The strangest "Final Crisis Aftermath" series of last year gets a sequel this year, and I still don't really know what's going on. But I like it.

"Final Crisis Aftermath: Escape" -- which I'll call "Escape," because words don't come cheap on this here internet -- told the story of Tom Tresser trapped in some kind of weird extra-dimensional prison. It was "The Prisoner" meets Ivan Brandon's brain, courtesy of the DC Universe. It was strange and weirdly paced and elliptical and oblique. I'm still not sure I made sense of the whole thing.

"Nemesis: The Imposters" follows from the events of that series, and it alludes to "The Electric City" and "Brother Eye" and the time Tom Tresser, a.k.a. Nemesis, spent in bizarro-jail. It's not so much a flashback as a hallucination here, as Tresser races across the page in his yellow 1974 Plymouth Barracuda, shooting mobsters with a paralysis gun.

This issue is a bit more linear than any issue in the "Escape" series -- or at least more down-to-earth -- but it still has a strong whiff of the unusual. Ivan Brandon isn't giving away all his secrets up front. He's allowing the story to bend and fold and circle back, and he's allowing for more than a few surprises.
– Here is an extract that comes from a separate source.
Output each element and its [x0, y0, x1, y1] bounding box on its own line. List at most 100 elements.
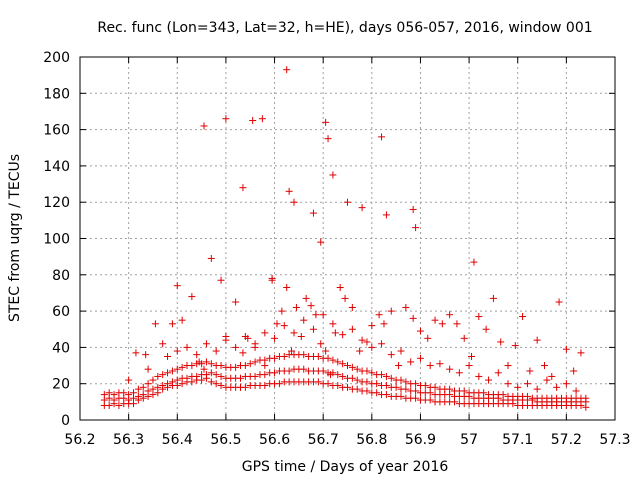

One of the surprises is the strong presence of the Joker in this story. When the Clown Prince of Crime gets as many pages as he does in "The Imposters" #1, he's usually plastered on the cover. Not here. Here, the Joker appearance is a shock, and it's playful and brutal and fun. And, once we reach the end, it turns out that he's a bigger part of the story than we imagined. It's nice -- and rare -- to have moments that make you reinterpret the pages that you've already read. But Brandon gives us that pleasure here, just as he did in "Escape."

Inking his own pencils here, Cliff Richards has a bit of classic John Cassaday in his layouts, and a bit of 1980's era-Kyle Baker in the embellishments. He's better with the Joker's twisted visage than he is with the more normal Tom Tresser's, but he's really good with the Joker. He gives the character a pain and a sadness to go with the terror of an evil clown. His wild gestures contrast with the tense rigidity of the other characters in the panels with him. Richards is good and if the series is headed in an even weirder direction -- as it seems to be -- then he's a perfect choice.

But I don't really know where this series is headed, and that's its charm. We'll just have to buckle in to the back seat of that Barracuda and enjoy the ride. Even if it launches us off a precipice.